A empresa, quando percebeu que ele “tinha sido atingido” (era portador),
não voltou a lhe dar trabalho e lhe disse que pedisse a pensão para a
Previdência Social.
Sentado
em uma das redes do acampamento, Silvio
contou ao Sirel a sua história, e está exigindo dos donos do
Engenho San Antonio que respondam pelos danos que causaram a
milhares de pessoas.
-Em
que ano você começou a trabalhar para o Engenho San Antonio?
-Entrei
em 1992 para desenvolver um trabalho de pesquisa agrícola. Trabalhava
com diferentes tipos de agrotóxicos como o Roundup, Gramoxone,
2,4-D, Hexazinone (Velpar), Diuron (Gesapac), entre
outros.
Nós os
aplicávamos em pequenas extensões de terra
onde eram plantadas diferentes variedades de cana-de-açúcar para
selecioná-las e semeá-las em grande escala. Depois de selecionadas, o
uso de agrotóxicos era em grande escala. Trabalhei durante dois
períodos. No segundo período, trabalhei 9 anos consecutivos,
inverno e verão, e em 2001 passei a ser portador com 1,9 de creatinina.
Tenho uma família e, às vezes, meus filhos não têm o que
comer. Quando busco trabalho no campo me rejeitam porque sou
portador e, quando encontro uma vaga na construção civil,
depois de dois ou três dias já não posso continuar
trabalhando por causa do cansaço e tenho que abandonar o
emprego. |
Eu me
apresentei para “engajar” na safra e,
como sempre, me mandaram fazer um controle médico. Quando o médico do
hospital do Engenho percebeu, ele me disse que tomasse muita água e que
comesse produtos como o abacaxi para que
baixasse o nível de creatinina só que, pelo contrário, o valor
aumentou para 2,2. Finalmente me disse: “Sentimos
muito, mas não podemos lhe dar “o engajamento”. Você é portador,
está doente, portanto o melhor é ir à Previdência Social para que lhe
dêem uma pensão”.
Depois
de tantos anos ainda estou esperando a minha pensão.
-Como
vocês aplicavam esses agrotóxicos?
-Primeiro preparávamos a mistura do produto, colocávamos água e
enchíamos as bombas para regar com as mãos. O normal era ficarmos com as
costas e o corpo encharcados com esses produtos.
-Isso
acontecia frequentemente?
-Quase
sempre. Eu me lembro de uma vez que praticamente me molhei todo com
Gramoxone (Paraquat) e três dias depois
tinha o corpo queimado. Liguei para o engenho, e me enviaram para o
hospital. Depois de uma semana já estava trabalhando.
Não
tenho a menor dúvida de que esse contato
contínuo com os agrotóxicos provocou a doença da qual padeço.
Outro
problema era a falta de água. Cada qual levava
o seu cantil, mas este acabava rapidamente, e depois tínhamos que
aguentar a sede até voltarmos para a cidade.
-Qual é
o seu estado de saúde atualmente?
-Passei
vários anos com 1,9 de creatinina e agora, no último exame que fiz, deu
que tenho 57,25 de minha função renal comprometida.
-Como
você está sobrevivendo?
-Tenho
irmãos que me ajudam, mas é difícil. Tenho uma
família e, às vezes, meus filhos não têm o que comer. Quando busco
trabalho no campo me rejeitam porque sou portador de IRC e, quando acho
uma vaga na construção civil, depois de dois ou três dias já não posso
continuar trabalhando por causa do cansaço e tenho que abandonar o
emprego.
-O que
você está pedindo à empresa?
-O Engenho San Antonio tem que procurar solucionar este problema.

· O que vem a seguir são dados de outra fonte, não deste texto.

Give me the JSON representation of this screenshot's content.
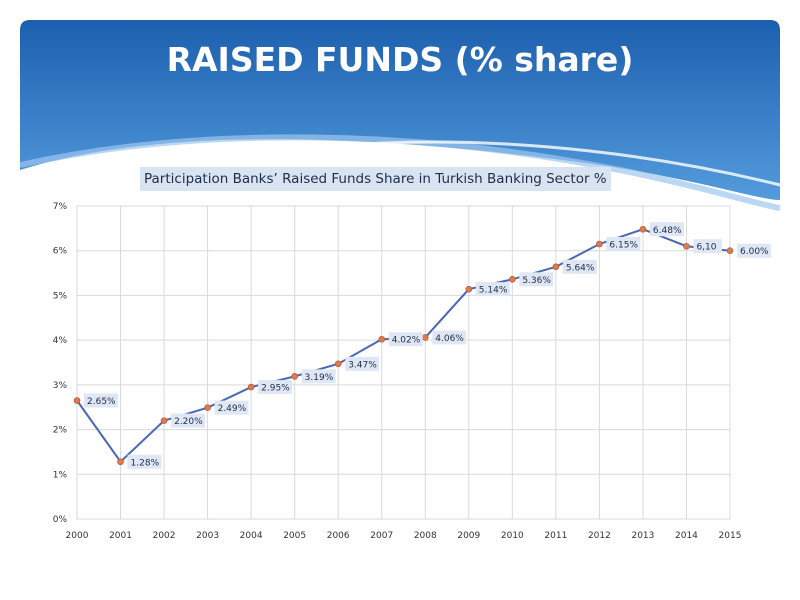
{
  "slide": {
    "title": "RAISED FUNDS (% share)"
  },
  "colors": {
    "banner_top": "#1c5fae",
    "banner_bottom": "#5aa2e2",
    "line": "#4a67b6",
    "marker": "#e07a4a",
    "label_bg": "#dfe6f4"
  },
  "chart_data": {
    "type": "line",
    "title": "Participation Banks’ Raised Funds Share in Turkish Banking Sector %",
    "xlabel": "",
    "ylabel": "",
    "x": [
      "2000",
      "2001",
      "2002",
      "2003",
      "2004",
      "2005",
      "2006",
      "2007",
      "2008",
      "2009",
      "2010",
      "2011",
      "2012",
      "2013",
      "2014",
      "2015"
    ],
    "y_ticks": [
      "0%",
      "1%",
      "2%",
      "3%",
      "4%",
      "5%",
      "6%",
      "7%"
    ],
    "ylim": [
      0,
      7
    ],
    "grid": true,
    "legend": "none",
    "series": [
      {
        "values": [
          2.65,
          1.28,
          2.2,
          2.49,
          2.95,
          3.19,
          3.47,
          4.02,
          4.06,
          5.14,
          5.36,
          5.64,
          6.15,
          6.48,
          6.1,
          6.0
        ],
        "labels": [
          "2.65%",
          "1.28%",
          "2.20%",
          "2.49%",
          "2.95%",
          "3.19%",
          "3.47%",
          "4.02%",
          "4.06%",
          "5.14%",
          "5.36%",
          "5.64%",
          "6.15%",
          "6.48%",
          "6,10",
          "6.00%"
        ]
      }
    ]
  }
}
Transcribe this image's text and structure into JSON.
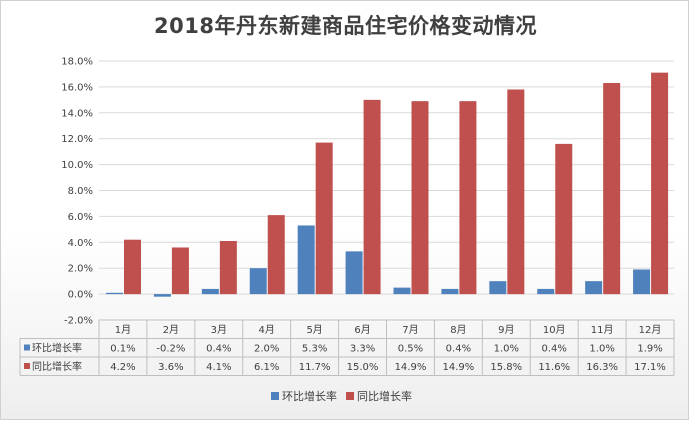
{
  "chart_data": {
    "type": "bar",
    "title": "2018年丹东新建商品住宅价格变动情况",
    "categories": [
      "1月",
      "2月",
      "3月",
      "4月",
      "5月",
      "6月",
      "7月",
      "8月",
      "9月",
      "10月",
      "11月",
      "12月"
    ],
    "series": [
      {
        "name": "环比增长率",
        "color": "#4f81bd",
        "values": [
          0.1,
          -0.2,
          0.4,
          2.0,
          5.3,
          3.3,
          0.5,
          0.4,
          1.0,
          0.4,
          1.0,
          1.9
        ],
        "labels": [
          "0.1%",
          "-0.2%",
          "0.4%",
          "2.0%",
          "5.3%",
          "3.3%",
          "0.5%",
          "0.4%",
          "1.0%",
          "0.4%",
          "1.0%",
          "1.9%"
        ]
      },
      {
        "name": "同比增长率",
        "color": "#c0504d",
        "values": [
          4.2,
          3.6,
          4.1,
          6.1,
          11.7,
          15.0,
          14.9,
          14.9,
          15.8,
          11.6,
          16.3,
          17.1
        ],
        "labels": [
          "4.2%",
          "3.6%",
          "4.1%",
          "6.1%",
          "11.7%",
          "15.0%",
          "14.9%",
          "14.9%",
          "15.8%",
          "11.6%",
          "16.3%",
          "17.1%"
        ]
      }
    ],
    "ylim": [
      -2.0,
      18.0
    ],
    "ytick_values": [
      -2,
      0,
      2,
      4,
      6,
      8,
      10,
      12,
      14,
      16,
      18
    ],
    "ytick_labels": [
      "-2.0%",
      "0.0%",
      "2.0%",
      "4.0%",
      "6.0%",
      "8.0%",
      "10.0%",
      "12.0%",
      "14.0%",
      "16.0%",
      "18.0%"
    ],
    "grid": true,
    "legend_position": "bottom",
    "data_table": true
  }
}
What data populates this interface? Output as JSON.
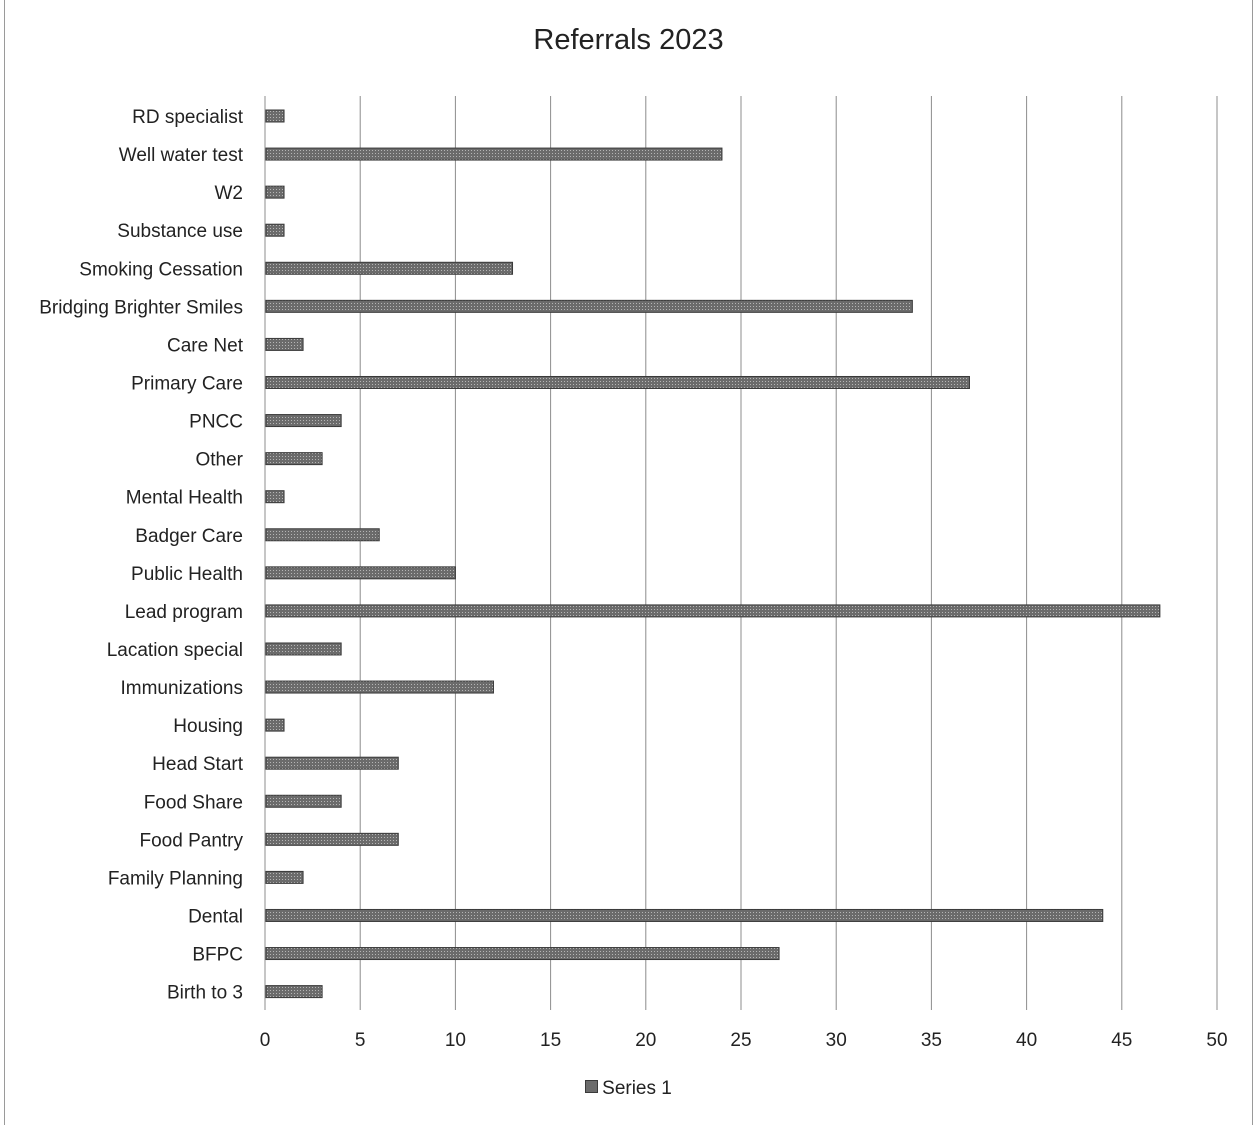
{
  "chart_data": {
    "type": "bar",
    "orientation": "horizontal",
    "title": "Referrals 2023",
    "xlabel": "",
    "ylabel": "",
    "xlim": [
      0,
      50
    ],
    "x_ticks": [
      0,
      5,
      10,
      15,
      20,
      25,
      30,
      35,
      40,
      45,
      50
    ],
    "grid": "vertical",
    "legend_position": "bottom",
    "bar_color": "#6b6b6b",
    "categories": [
      "RD specialist",
      "Well water test",
      "W2",
      "Substance use",
      "Smoking Cessation",
      "Bridging Brighter Smiles",
      "Care Net",
      "Primary Care",
      "PNCC",
      "Other",
      "Mental Health",
      "Badger Care",
      "Public Health",
      "Lead program",
      "Lacation special",
      "Immunizations",
      "Housing",
      "Head Start",
      "Food Share",
      "Food Pantry",
      "Family Planning",
      "Dental",
      "BFPC",
      "Birth to 3"
    ],
    "series": [
      {
        "name": "Series 1",
        "values": [
          1,
          24,
          1,
          1,
          13,
          34,
          2,
          37,
          4,
          3,
          1,
          6,
          10,
          47,
          4,
          12,
          1,
          7,
          4,
          7,
          2,
          44,
          27,
          3
        ]
      }
    ]
  }
}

Sabem que somos ex-trabalhadores, que trabalhamos para eles e, graças ao
nosso trabalho, foi que puderam ser o que são.
Esta doença
é como um câncer, não para até lhe matar. Eu entrei saudável para
trabalhar no Engenho San Antonio e saí doente.
Aqui no acampamento em Manágua há viúvas, pais que viram seus filhos
morrerem, e há muitos mais que não estão aqui e que ficaram em
Chichigalpa. Estamos neste processo de luta para que nos indenizem, para
que nos dêem o que é nosso por direito.
-Se
pudesse falar com o dono da empresa o que você
lhe diria?
-Que ponha a mão no coração e que saiba valorizar o ser humano, porque
todos somos seres humanos. Esperamos una resposta o mais rápido possível
e estamos dispostos a permanecer aqui para protestar cívica e
pacificamente, mas com firmeza, até nos darem uma solução.